Is AGI already here? Well... it depends on what you mean by "intelligence." If intelligence is indistinguishable from the articulation of meaningful responses, then we're already close (or maybe there).
But for me, the critical boundary between human and artificial intelligence is the possession of tacit knowledge. Tacit knowledge, succinctly, is that knowledge that comes only from experience--qualia as philosophers dub it. You can know what salt tastes like only by tasting it for yourself.
Can AI ever possess tacit knowledge? I'm quite sure it doesn't have it yet and I'm pretty skeptical that it will ever have it. Of course, we don't actually know how or why we experience qualia, which David Chalmers famously dubbed "the hard problem of philosophy," so we can't really predict if AI will ever suddenly begin to have experience or not.
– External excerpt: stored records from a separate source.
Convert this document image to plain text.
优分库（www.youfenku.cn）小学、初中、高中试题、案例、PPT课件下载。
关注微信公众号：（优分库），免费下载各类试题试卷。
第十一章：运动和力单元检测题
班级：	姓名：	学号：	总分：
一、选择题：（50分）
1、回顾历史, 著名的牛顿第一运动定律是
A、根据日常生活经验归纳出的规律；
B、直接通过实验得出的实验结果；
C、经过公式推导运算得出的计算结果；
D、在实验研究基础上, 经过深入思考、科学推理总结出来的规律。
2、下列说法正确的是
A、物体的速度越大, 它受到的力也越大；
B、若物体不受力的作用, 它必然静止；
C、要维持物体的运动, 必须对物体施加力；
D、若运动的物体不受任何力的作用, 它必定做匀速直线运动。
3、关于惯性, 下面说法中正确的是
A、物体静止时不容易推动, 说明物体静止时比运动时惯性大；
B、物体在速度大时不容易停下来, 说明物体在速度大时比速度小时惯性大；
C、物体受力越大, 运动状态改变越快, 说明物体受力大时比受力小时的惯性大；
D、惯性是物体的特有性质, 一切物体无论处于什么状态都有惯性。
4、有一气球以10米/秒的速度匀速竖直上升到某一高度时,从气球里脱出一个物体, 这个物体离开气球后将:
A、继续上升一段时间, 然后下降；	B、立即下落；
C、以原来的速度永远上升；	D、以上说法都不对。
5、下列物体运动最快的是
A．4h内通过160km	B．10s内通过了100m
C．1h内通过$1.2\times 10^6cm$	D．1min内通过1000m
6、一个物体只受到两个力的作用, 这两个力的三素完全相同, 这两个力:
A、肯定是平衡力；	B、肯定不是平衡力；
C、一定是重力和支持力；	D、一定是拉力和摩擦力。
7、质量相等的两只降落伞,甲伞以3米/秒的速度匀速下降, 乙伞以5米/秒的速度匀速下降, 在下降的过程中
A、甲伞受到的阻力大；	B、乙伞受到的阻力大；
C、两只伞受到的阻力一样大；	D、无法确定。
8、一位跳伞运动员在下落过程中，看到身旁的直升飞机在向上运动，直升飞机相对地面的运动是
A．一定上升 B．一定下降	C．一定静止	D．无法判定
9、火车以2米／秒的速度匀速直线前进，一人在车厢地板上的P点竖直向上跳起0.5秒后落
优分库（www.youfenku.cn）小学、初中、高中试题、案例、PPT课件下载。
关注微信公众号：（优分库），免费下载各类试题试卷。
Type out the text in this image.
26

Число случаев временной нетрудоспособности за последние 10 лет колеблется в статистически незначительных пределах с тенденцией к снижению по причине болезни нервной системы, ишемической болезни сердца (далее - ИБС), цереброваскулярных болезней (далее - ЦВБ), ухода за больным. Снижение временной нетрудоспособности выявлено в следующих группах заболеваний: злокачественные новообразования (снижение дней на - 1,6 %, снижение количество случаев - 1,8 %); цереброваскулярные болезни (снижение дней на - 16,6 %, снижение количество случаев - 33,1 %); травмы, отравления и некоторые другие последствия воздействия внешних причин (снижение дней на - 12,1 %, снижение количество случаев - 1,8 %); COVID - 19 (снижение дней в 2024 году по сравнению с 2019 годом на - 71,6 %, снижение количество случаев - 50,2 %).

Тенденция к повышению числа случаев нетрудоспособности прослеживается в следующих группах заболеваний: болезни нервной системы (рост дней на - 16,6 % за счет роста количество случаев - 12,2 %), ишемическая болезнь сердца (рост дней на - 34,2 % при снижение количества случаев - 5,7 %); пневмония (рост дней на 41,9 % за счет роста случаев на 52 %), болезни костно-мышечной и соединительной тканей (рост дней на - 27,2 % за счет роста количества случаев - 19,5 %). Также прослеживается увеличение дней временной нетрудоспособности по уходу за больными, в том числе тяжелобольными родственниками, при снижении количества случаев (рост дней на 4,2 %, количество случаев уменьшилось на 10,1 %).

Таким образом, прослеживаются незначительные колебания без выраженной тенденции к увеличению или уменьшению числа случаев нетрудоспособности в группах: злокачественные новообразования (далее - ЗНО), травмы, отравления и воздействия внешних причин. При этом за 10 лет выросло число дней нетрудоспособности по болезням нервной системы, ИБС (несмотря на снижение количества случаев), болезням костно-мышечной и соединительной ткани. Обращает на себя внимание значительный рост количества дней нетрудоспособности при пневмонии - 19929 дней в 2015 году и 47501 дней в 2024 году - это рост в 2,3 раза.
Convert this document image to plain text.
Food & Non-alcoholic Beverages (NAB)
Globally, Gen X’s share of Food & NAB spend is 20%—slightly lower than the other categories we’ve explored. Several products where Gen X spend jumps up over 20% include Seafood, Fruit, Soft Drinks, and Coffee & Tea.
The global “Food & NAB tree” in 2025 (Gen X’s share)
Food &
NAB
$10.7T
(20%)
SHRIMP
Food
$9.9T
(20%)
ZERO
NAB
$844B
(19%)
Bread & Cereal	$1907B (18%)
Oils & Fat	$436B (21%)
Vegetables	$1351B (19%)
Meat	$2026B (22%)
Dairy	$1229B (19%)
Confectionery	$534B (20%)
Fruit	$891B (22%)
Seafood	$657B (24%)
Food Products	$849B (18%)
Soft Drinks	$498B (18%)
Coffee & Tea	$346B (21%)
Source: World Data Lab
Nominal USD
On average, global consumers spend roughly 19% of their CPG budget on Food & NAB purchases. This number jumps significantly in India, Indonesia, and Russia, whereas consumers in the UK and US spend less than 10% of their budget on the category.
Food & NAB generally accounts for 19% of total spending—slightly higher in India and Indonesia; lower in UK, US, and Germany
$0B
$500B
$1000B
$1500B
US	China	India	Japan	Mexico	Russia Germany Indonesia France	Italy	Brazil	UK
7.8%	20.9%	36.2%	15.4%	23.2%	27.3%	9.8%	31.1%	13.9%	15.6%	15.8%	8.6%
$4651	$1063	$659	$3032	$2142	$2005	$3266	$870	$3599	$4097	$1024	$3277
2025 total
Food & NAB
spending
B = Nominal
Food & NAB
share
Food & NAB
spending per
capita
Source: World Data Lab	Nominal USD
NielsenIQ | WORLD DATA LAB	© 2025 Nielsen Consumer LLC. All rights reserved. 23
The instinctive retort, of course, is that it probably doesn't matter, since it will inevitably *seem* as if they have experience. It can already talk as if it has experience.
But here's why it matters. A TON of our intuition and judgment comes from tacit knowledge. What will I like on the menu? How must they be feeling right now? Will other people pay for this new product idea?
Of course, the behavioral sciences have long argued that human judgments are highly error-prone and so mechanizing judgment algorithmically may improve it, reducing common biases. But this is a fundamental misunderstanding of judgment, I think. The most *human* aspects of judgment manifest most clearly where there is, and can be, no "right" answer. This sort of judgment is made primarily from tacit knowledge, or what is often called "intuition" or sometimes "system 1."
AI will be able to give us answers, but I expect we'll learn pretty quickly that AI doesn't *feel* like we do and so never quite gets us like other people do. And that will be a massive and persistent barrier that will leave plenty for humans to still do.
I'm calling it. AGI is already here – it's just not evenly distributed yet.